In 1986, Cantrell enrolled at Marymount Manhattan College, where she majored in history. After receiving her bachelor's degree, she attended Fordham University School of Law. After graduation, she began practicing law with the firm of Ballon Stoll Bader & Nadler in New York City.

In 2019, Cantrell's license to practice law in the state of New York was suspended due to an undisclosed medical condition. Before having her license suspended, she operated a private practice in Mattituck, NY.

==Honours and awards==
In 1966, Cantrell won the Amber Nightingale award for singing at a festival in Sopot, Poland.

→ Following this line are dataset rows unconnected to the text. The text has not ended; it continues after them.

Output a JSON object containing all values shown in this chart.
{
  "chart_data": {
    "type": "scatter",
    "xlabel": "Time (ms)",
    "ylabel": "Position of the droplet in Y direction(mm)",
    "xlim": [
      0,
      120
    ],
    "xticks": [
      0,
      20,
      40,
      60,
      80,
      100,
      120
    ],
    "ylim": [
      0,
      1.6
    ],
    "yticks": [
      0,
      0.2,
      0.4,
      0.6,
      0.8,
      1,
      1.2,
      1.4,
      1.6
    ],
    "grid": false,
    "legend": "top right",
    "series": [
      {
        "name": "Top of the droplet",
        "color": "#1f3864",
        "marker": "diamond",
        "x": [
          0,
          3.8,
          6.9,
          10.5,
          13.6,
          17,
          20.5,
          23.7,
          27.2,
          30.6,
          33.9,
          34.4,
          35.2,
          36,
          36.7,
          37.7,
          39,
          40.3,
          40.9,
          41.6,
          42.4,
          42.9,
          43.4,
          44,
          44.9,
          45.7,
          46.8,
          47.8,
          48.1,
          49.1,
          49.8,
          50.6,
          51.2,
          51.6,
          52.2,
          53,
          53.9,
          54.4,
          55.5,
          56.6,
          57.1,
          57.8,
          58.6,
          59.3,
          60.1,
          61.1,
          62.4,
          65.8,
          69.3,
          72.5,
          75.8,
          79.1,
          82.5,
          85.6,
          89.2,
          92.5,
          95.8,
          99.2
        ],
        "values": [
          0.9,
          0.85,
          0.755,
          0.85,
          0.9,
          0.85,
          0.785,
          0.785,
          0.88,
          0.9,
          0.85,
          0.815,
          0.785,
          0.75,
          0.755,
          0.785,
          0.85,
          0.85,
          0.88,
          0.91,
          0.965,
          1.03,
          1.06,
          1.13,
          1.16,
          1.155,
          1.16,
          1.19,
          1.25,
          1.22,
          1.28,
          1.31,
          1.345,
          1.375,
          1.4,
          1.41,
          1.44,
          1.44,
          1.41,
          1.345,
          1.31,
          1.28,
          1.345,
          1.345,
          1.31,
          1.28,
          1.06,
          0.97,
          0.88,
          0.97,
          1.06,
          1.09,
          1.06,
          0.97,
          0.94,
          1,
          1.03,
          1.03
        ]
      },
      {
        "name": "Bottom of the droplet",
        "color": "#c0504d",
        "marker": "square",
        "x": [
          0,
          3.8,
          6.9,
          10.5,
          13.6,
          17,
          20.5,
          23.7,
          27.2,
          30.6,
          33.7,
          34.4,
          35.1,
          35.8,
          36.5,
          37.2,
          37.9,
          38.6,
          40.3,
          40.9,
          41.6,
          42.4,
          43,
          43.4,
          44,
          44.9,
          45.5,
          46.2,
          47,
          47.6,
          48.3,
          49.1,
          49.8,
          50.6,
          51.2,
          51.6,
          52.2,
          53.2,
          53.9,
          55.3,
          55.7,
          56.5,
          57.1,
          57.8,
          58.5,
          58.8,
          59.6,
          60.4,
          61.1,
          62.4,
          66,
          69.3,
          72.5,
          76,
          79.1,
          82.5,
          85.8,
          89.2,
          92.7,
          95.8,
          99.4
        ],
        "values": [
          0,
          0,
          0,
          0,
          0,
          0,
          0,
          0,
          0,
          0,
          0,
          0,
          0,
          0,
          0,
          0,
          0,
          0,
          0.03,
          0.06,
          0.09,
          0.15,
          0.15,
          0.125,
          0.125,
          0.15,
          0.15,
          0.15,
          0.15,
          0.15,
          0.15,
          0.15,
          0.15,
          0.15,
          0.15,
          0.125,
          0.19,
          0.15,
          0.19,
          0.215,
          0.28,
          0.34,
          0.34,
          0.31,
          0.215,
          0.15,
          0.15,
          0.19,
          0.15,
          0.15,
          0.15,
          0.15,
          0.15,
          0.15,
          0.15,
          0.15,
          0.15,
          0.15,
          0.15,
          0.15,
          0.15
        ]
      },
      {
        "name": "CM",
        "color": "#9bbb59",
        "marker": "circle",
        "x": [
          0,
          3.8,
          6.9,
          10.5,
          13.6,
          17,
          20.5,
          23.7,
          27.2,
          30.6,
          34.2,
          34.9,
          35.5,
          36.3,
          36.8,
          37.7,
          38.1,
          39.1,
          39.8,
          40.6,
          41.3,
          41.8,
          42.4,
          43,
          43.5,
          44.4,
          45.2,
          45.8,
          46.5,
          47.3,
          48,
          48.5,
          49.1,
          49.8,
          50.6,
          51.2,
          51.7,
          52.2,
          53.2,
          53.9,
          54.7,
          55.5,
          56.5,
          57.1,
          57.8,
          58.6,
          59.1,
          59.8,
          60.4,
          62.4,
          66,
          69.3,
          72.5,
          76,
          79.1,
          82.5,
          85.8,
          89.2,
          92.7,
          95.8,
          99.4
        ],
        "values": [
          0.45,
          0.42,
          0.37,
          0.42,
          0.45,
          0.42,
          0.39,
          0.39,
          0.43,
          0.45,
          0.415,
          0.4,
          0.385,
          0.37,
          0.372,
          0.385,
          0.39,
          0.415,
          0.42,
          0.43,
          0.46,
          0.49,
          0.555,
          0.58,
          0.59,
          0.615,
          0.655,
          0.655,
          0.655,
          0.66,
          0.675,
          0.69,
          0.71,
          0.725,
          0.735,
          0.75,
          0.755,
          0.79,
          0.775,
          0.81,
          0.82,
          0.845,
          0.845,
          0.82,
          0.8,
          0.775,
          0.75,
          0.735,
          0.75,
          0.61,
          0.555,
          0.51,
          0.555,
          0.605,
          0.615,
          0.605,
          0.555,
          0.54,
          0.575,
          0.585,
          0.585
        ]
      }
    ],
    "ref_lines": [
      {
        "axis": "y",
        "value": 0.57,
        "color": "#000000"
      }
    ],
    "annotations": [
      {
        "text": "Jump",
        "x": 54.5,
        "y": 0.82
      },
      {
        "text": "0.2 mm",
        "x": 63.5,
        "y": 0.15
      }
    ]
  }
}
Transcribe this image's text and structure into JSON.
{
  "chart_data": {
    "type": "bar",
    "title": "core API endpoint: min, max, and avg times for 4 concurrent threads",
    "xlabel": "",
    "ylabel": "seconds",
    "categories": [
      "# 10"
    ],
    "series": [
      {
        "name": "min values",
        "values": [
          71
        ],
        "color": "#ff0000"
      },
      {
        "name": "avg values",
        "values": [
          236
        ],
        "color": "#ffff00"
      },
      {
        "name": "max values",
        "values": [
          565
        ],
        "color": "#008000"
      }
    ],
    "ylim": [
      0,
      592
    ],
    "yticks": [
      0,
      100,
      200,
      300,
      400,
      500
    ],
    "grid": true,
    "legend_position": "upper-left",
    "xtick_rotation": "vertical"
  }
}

In 2003, Cantrell was named a member of the Order of Australia. The honour was conferred for "service to the entertainment industry, and for assistance to the Australian community in New York."

==Personal life==
It was reported in 1973 that Cantrell was engaged to Australian television personality Graham Kennedy. This turned out to be a hoax. Kennedy later claimed that his romance with Cantrell was purely an invention of the Sunday Observer, although Kennedy himself had confirmed publicly at the time that the relationship was real.
Judy Carne, of Rowan & Martin's Laugh-In claimed she had a love affair with Cantrell.

==Discography==

===Albums===
- And Then There Was Lana, RCA Victor LSP-3755, 1967
- Another Shade of Lana, RCA Victor LSP-3862, 1967
- Act III, RCA Victor LSP-3947, 1968
- Lana!, RCA Victor LSP-4026, 1968 (No. 166 US)
- The Now of Then, RCA Victor LSP-4121, 1969
- The 6th of Lana, RCA Victor LSP-4263, 1969
- The Best of Lana Cantrell, RCA ANL1-1049, 1975

===Eps===
- Introducing Lana Cantrell, REX, 1961
- Australia’s Great Talent, FESTIVAL FX-11,327, ????

==Reissues==

Beginning in 2017, Lana Cantrell's RCA Victor albums have been reissued for the first time on compact disc in Hi-Res audio, replacing years of poor quality bootlegs on YouTube. Her six studio albums have been reissued from 2017 to 2019. All reissues were published by the RCA-Legacy label. Singles or B-sides that did not appear on her albums are not available at the moment.